Diğer taraftan ANC’nin, şiddet ve yaygın suç oranlarının ülkeyi bir noktada yönetilemez hale getirebileceğini idrak edemediği anlaşılıyor. Ancak yetki ve sorumluluk sahibi olarak, kökleri Apartheid dönemine dayanmakla birlikte demokratik dönemde de çözüm üretilememiş sosyo-ekonomik sorunlarla yüzleşmesi ve bunları en azından hafifletecek politikalar üretmesi gerekiyor. Aksi takdirde, esasen bu sorunlardan kaynaklanan, ancak yabancı düşmanlığı şeklinde günyüzüne çıkan saldırıların artarak devam etmesi kuvvetle muhtemel.

Benzeri olayların kıta ülkelerinde yabancılara yönelik genel algıyı olumsuz etkilemesi de mümkün görünüyor. Nitekim, mültecilere yönelik açık kapı politikası uygulayan ve Almanya hariç tutulduğunda AB’nin tamamı kadar mülteciye evsahipliği yapan Uganda’nın, Güney Afrika’daki son olayların hemen akabinde bu politikasını gözden geçireceğini duyurması tesadüf gibi görünmüyor.

Ülkeler arasındaki iyi komşuluk ilişkilerini de zedeleyen bu tür şiddet olaylarının tekrarlanması, yaklaşık iki ay önce yürürlüğe giren Afrika Kıtasal Serbest Ticaret Anlaşması’nın uygulanmasını da olumsuz etkileyebilir. Dahası, anlaşmanın kritik bir bileşeni olan kişilerin serbest dolaşımına ilişkin protokolün hayata geçirilmesinin güçleşebileceğinin de gözönünde bulundurulması gerekiyor. 

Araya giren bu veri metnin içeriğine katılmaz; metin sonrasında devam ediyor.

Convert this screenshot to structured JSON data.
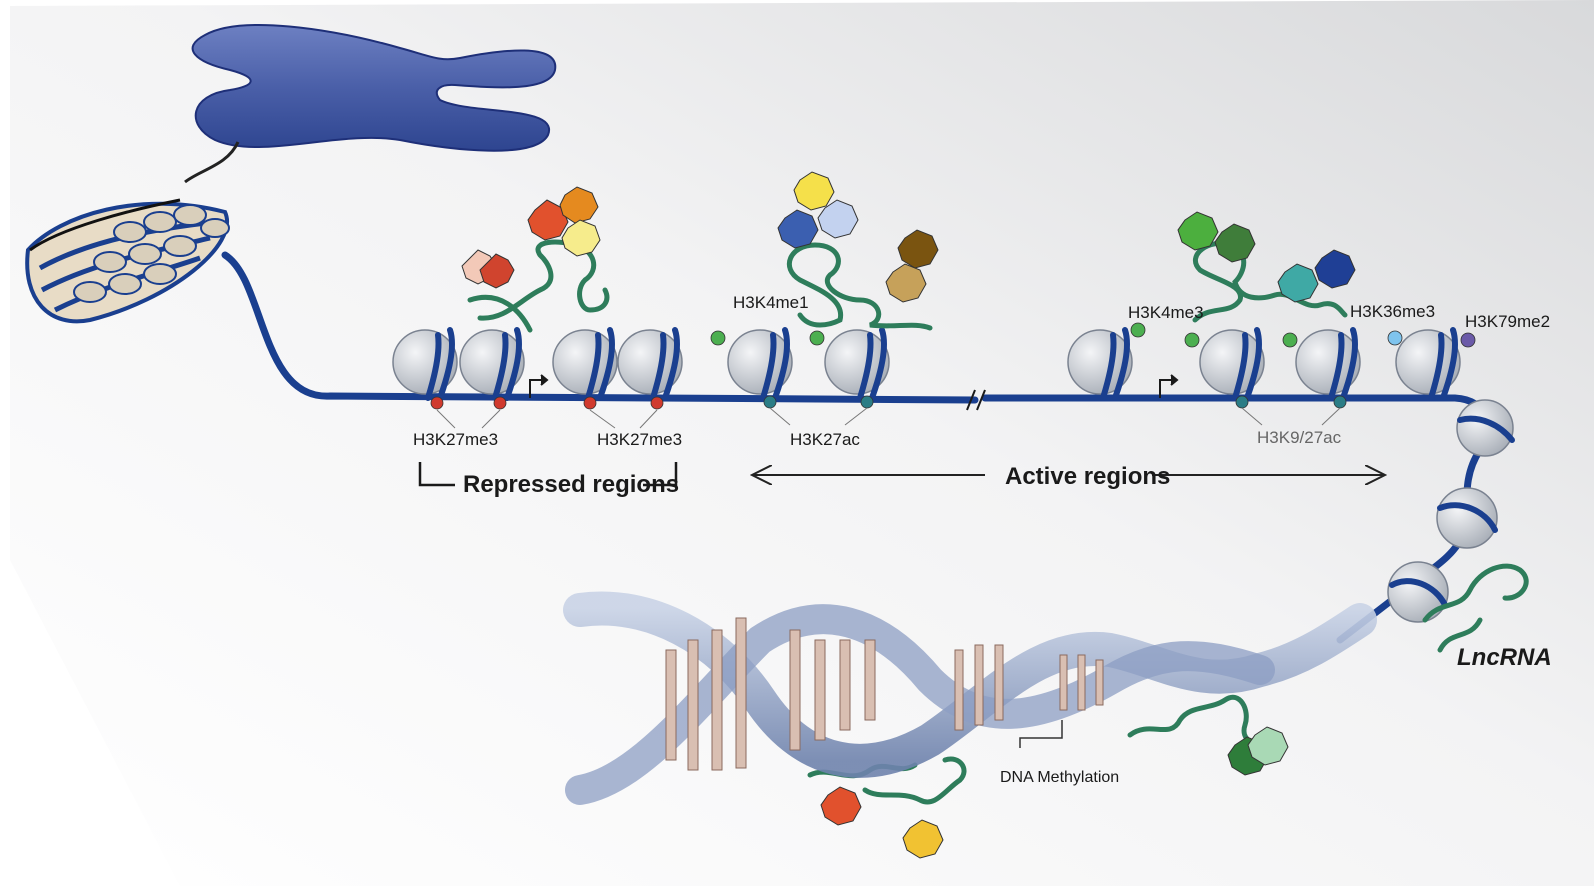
{
  "labels": {
    "h3k27me3_left": "H3K27me3",
    "h3k27me3_right": "H3K27me3",
    "h3k4me1": "H3K4me1",
    "h3k27ac": "H3K27ac",
    "h3k4me3": "H3K4me3",
    "h3k9_27ac": "H3K9/27ac",
    "h3k36me3": "H3K36me3",
    "h3k79me2": "H3K79me2",
    "repressed_regions": "Repressed regions",
    "active_regions": "Active regions",
    "dna_methylation": "DNA Methylation",
    "lncrna": "LncRNA"
  },
  "colors": {
    "chromatin_blue": "#1a3f8f",
    "chromosome_blue": "#3b55a3",
    "rna_green": "#2e7d5b",
    "nucleosome_grey": "#d4d8de",
    "mark_red": "#d03a2e",
    "mark_green": "#4caf50",
    "mark_teal": "#2b7d86",
    "mark_lightblue": "#7fc4ee",
    "mark_purple": "#6b5aa8"
  },
  "icons": [
    "chromosome-icon",
    "chromatin-fiber-icon",
    "nucleosome-icon",
    "histone-mark-icon",
    "protein-complex-icon",
    "dna-helix-icon",
    "transcription-start-arrow-icon"
  ]
}
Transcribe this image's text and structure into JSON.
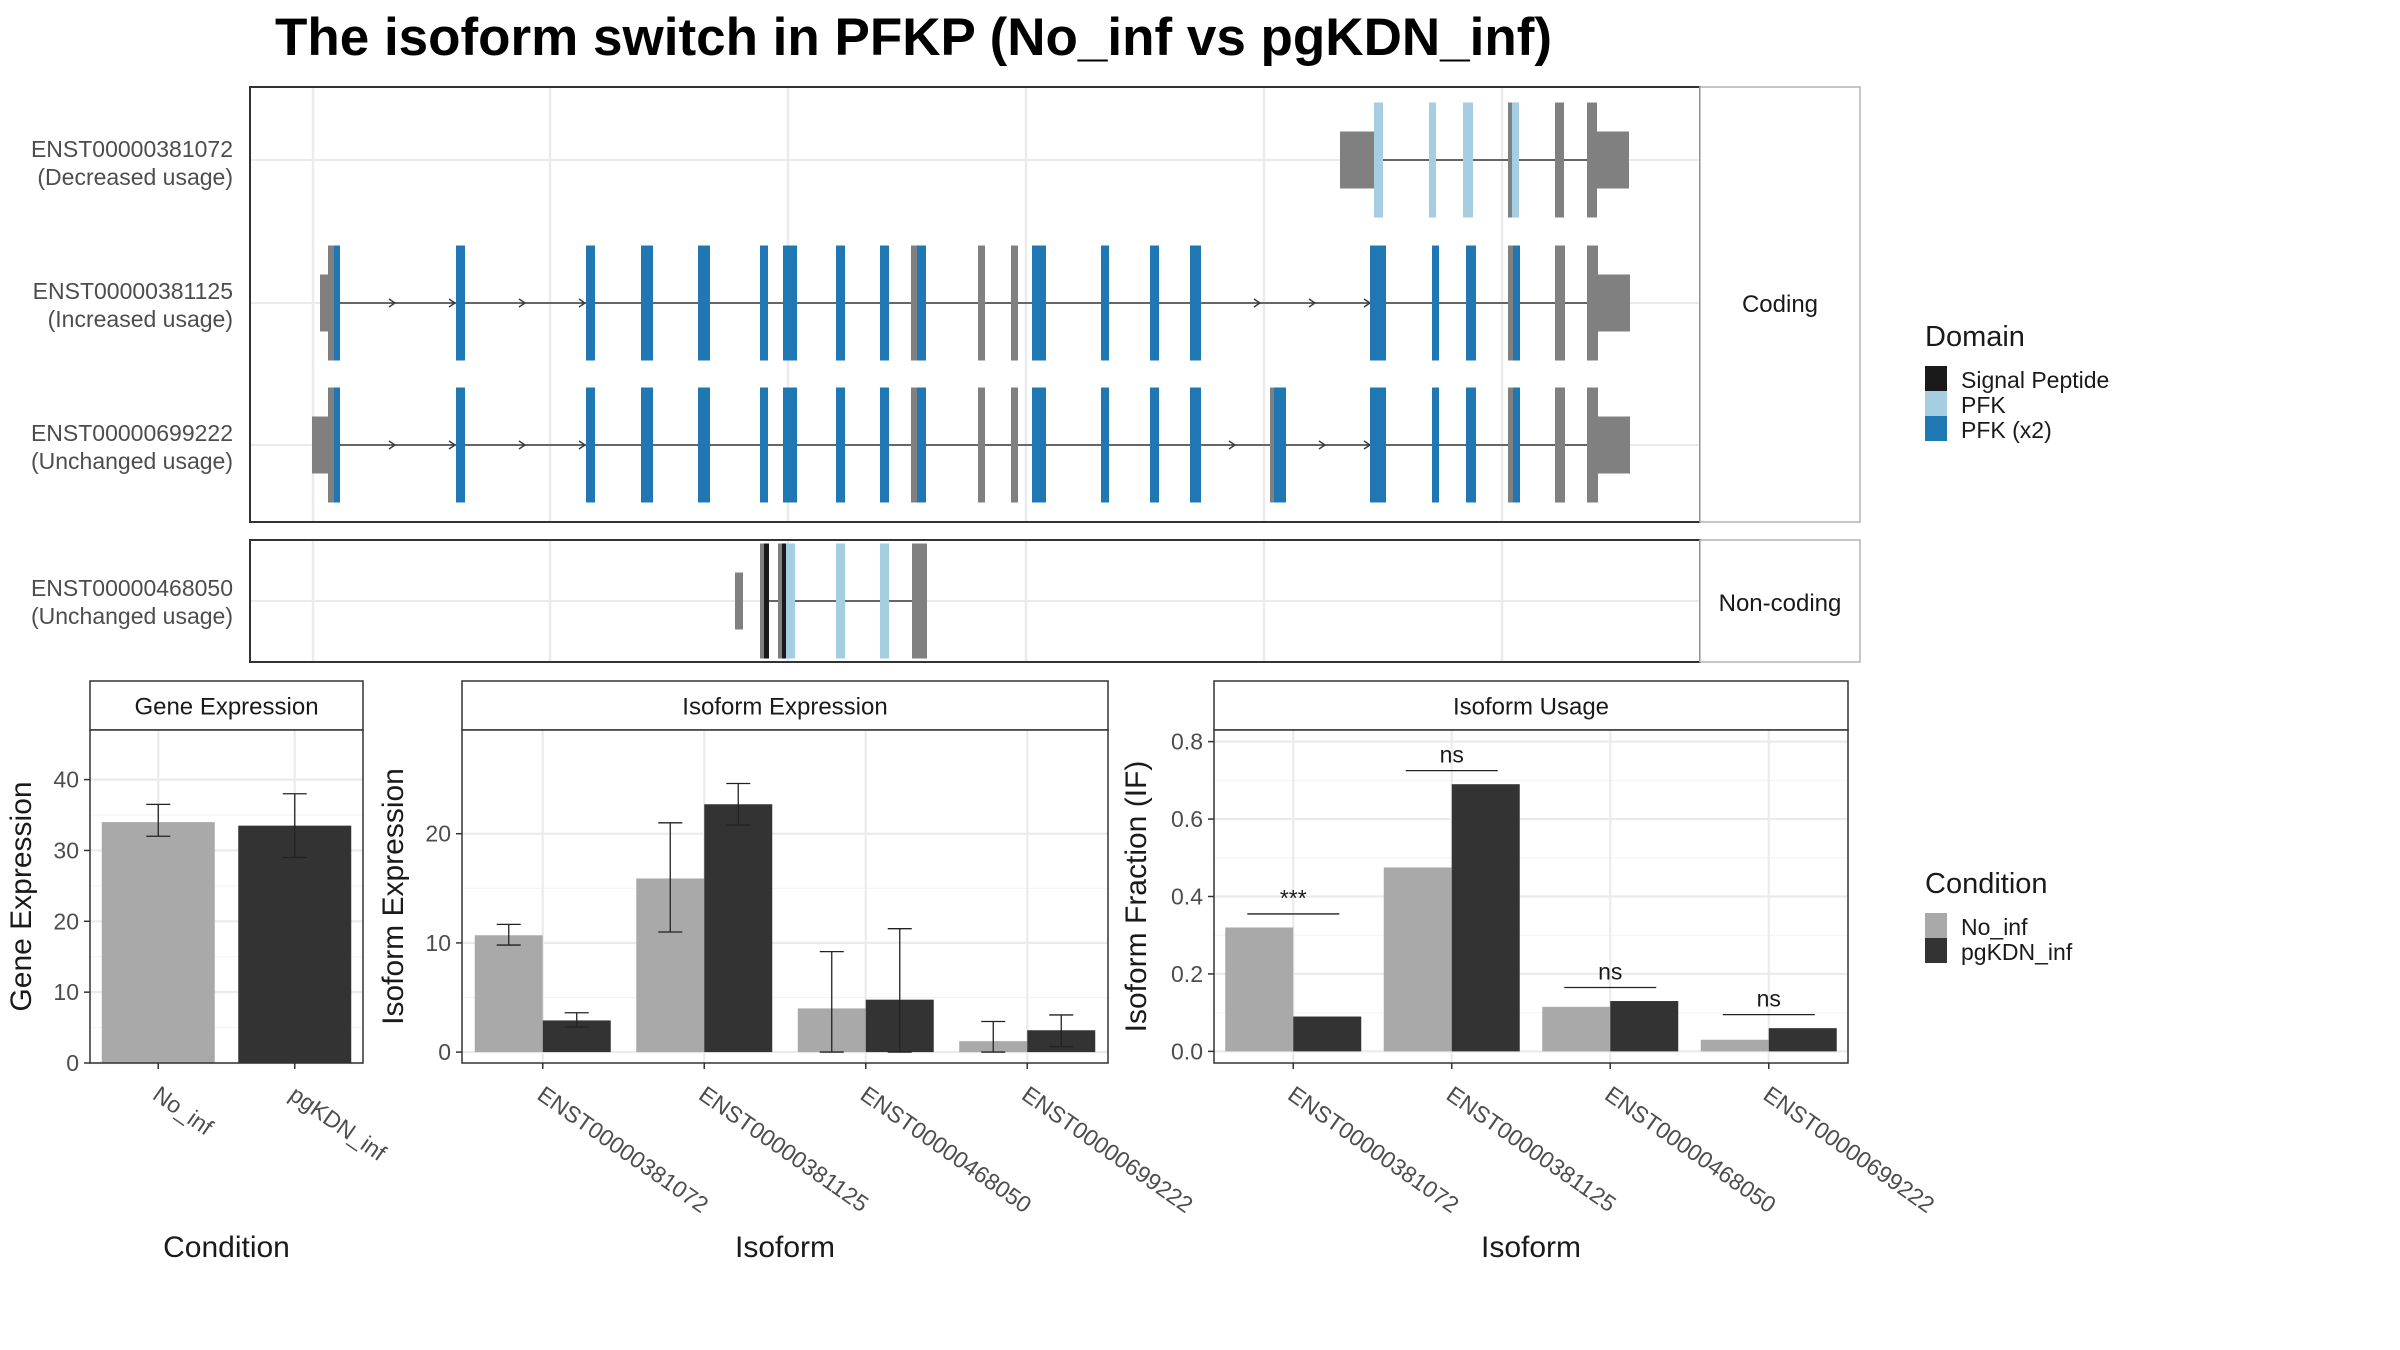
{
  "title": "The isoform switch in PFKP (No_inf vs pgKDN_inf)",
  "colors": {
    "utr": "#808080",
    "signal_peptide": "#1a1a1a",
    "pfk": "#a6cee3",
    "pfk_x2": "#1f78b4",
    "no_inf": "#a9a9a9",
    "pgkdn_inf": "#333333",
    "grid": "#ebebeb",
    "strip": "#ffffff"
  },
  "structure": {
    "coding_label": "Coding",
    "noncoding_label": "Non-coding",
    "transcripts": [
      {
        "id": "ENST00000381072",
        "usage": "(Decreased usage)",
        "group": "coding"
      },
      {
        "id": "ENST00000381125",
        "usage": "(Increased usage)",
        "group": "coding"
      },
      {
        "id": "ENST00000699222",
        "usage": "(Unchanged usage)",
        "group": "coding"
      },
      {
        "id": "ENST00000468050",
        "usage": "(Unchanged usage)",
        "group": "noncoding"
      }
    ]
  },
  "legends": {
    "domain_title": "Domain",
    "domain_items": [
      {
        "label": "Signal Peptide",
        "color": "#1a1a1a"
      },
      {
        "label": "PFK",
        "color": "#a6cee3"
      },
      {
        "label": "PFK (x2)",
        "color": "#1f78b4"
      }
    ],
    "condition_title": "Condition",
    "condition_items": [
      {
        "label": "No_inf",
        "color": "#a9a9a9"
      },
      {
        "label": "pgKDN_inf",
        "color": "#333333"
      }
    ]
  },
  "chart_data": [
    {
      "type": "bar",
      "panel": "Gene Expression",
      "categories": [
        "No_inf",
        "pgKDN_inf"
      ],
      "values": [
        34,
        33.5
      ],
      "errors": [
        [
          32,
          36.5
        ],
        [
          29,
          38
        ]
      ],
      "xlabel": "Condition",
      "ylabel": "Gene Expression",
      "ylim": [
        0,
        47
      ],
      "yticks": [
        0,
        10,
        20,
        30,
        40
      ],
      "legend": "none"
    },
    {
      "type": "bar",
      "panel": "Isoform Expression",
      "categories": [
        "ENST00000381072",
        "ENST00000381125",
        "ENST00000468050",
        "ENST00000699222"
      ],
      "series": [
        {
          "name": "No_inf",
          "values": [
            10.7,
            15.9,
            4.0,
            1.0
          ],
          "errors": [
            [
              9.8,
              11.7
            ],
            [
              11.0,
              21.0
            ],
            [
              0.0,
              9.2
            ],
            [
              0.0,
              2.8
            ]
          ]
        },
        {
          "name": "pgKDN_inf",
          "values": [
            2.9,
            22.7,
            4.8,
            2.0
          ],
          "errors": [
            [
              2.3,
              3.6
            ],
            [
              20.8,
              24.6
            ],
            [
              0.0,
              11.3
            ],
            [
              0.5,
              3.4
            ]
          ]
        }
      ],
      "xlabel": "Isoform",
      "ylabel": "Isoform Expression",
      "ylim": [
        -1,
        29.5
      ],
      "yticks": [
        0,
        10,
        20
      ],
      "legend": "right"
    },
    {
      "type": "bar",
      "panel": "Isoform Usage",
      "categories": [
        "ENST00000381072",
        "ENST00000381125",
        "ENST00000468050",
        "ENST00000699222"
      ],
      "series": [
        {
          "name": "No_inf",
          "values": [
            0.32,
            0.475,
            0.115,
            0.03
          ]
        },
        {
          "name": "pgKDN_inf",
          "values": [
            0.09,
            0.69,
            0.13,
            0.06
          ]
        }
      ],
      "significance": [
        "***",
        "ns",
        "ns",
        "ns"
      ],
      "significance_y": [
        0.355,
        0.725,
        0.165,
        0.095
      ],
      "xlabel": "Isoform",
      "ylabel": "Isoform Fraction (IF)",
      "ylim": [
        -0.03,
        0.83
      ],
      "yticks": [
        0.0,
        0.2,
        0.4,
        0.6,
        0.8
      ],
      "legend": "right"
    }
  ]
}
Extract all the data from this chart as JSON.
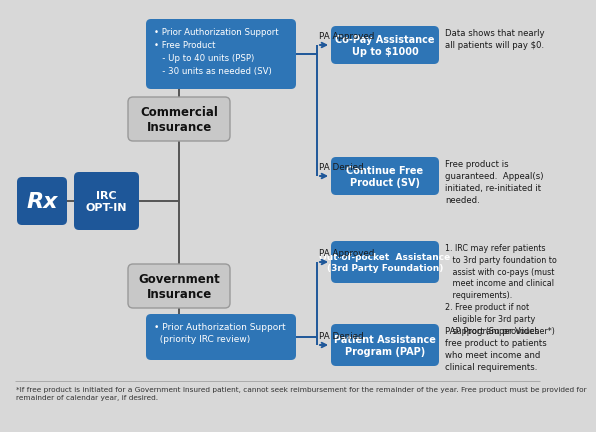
{
  "bg_color": "#d8d8d8",
  "dark_blue": "#1e5799",
  "mid_blue": "#2e75b6",
  "gray_box": "#c8c8c8",
  "gray_edge": "#999999",
  "line_color": "#1e5799",
  "text_white": "#ffffff",
  "text_dark": "#1a1a1a",
  "footnote_color": "#333333",
  "rx_label": "Rx",
  "irc_label": "IRC\nOPT-IN",
  "commercial_label": "Commercial\nInsurance",
  "government_label": "Government\nInsurance",
  "box1_text": "• Prior Authorization Support\n• Free Product\n   - Up to 40 units (PSP)\n   - 30 units as needed (SV)",
  "box2_text": "• Prior Authorization Support\n  (priority IRC review)",
  "outcome1_label": "Co-Pay Assistance\nUp to $1000",
  "outcome2_label": "Continue Free\nProduct (SV)",
  "outcome3_label": "Out-of-pocket  Assistance\n(3rd Party Foundation)",
  "outcome4_label": "Patient Assistance\nProgram (PAP)",
  "pa_approved1": "PA Approved",
  "pa_denied1": "PA Denied",
  "pa_approved2": "PA Approved",
  "pa_denied2": "PA Denied",
  "note1": "Data shows that nearly\nall patients will pay $0.",
  "note2": "Free product is\nguaranteed.  Appeal(s)\ninitiated, re-initiated it\nneeded.",
  "note3": "1. IRC may refer patients\n   to 3rd party foundation to\n   assist with co-pays (must\n   meet income and clinical\n   requirements).\n2. Free product if not\n   eligible for 3rd party\n   support (Super Voucher*)",
  "note4": "PAP Program provides\nfree product to patients\nwho meet income and\nclinical requirements.",
  "footnote": "*If free product is initiated for a Government Insured patient, cannot seek reimbursement for the remainder of the year. Free product must be provided for\nremainder of calendar year, if desired."
}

Öte yandan, Türk Dışişleri Bakanlığı verilerine göre Türkiye’nin Sahra-altı Afrika’daki en büyük ticaret ortağı ve en fazla doğrudan yatırımının bulunduğu ülke olan Güney Afrika’da artma eğiliminde olan yabancı düşmanlığının, sadece ikili ekonomik ilişkileri değil, ülkede yaşayan 3 bin civarındaki Türk toplumunun güvenliğini de tehdit etme potansiyeli taşıdığını dikkate almak gerekiyor.
 

nelson mandela.jpg
Nelson Mandela / Fotoğraf: AA


Güney Afrika’nın efsanevi lideri Mandela, 10 Mayıs 1994 tarihinde Cumhurbaşkanlığı görevine başlaması vesilesiyle yaptığı konuşmada, ülke toplumunu “gökkuşağı halkı” olarak nitelemişti.

Bu tabirle Mandela esasen, ülkedeki farklı toplulukların barış içinde bir arada yaşaması temennisini ve idealini dile getiriyordu.

Son yaşanan olaylar, Mandela’nın ortaya koyduğu bu idealden giderek uzaklaşıldığını gösteriyor. Bu nedenle, müreffeh ve huzurlu toplum hedefleyen sorumlu siyasetçiler ile insan hakları savunucularının, Mandela’nın mirasına sahip çıkma istikametinde daha fazla çaba sarfetmesi gerekiyor.

 

 

* Bu makalede yer alan fikirler yazara aittir ve Independent Türkçe’nin editöryal politikasını yansıtmayabilir.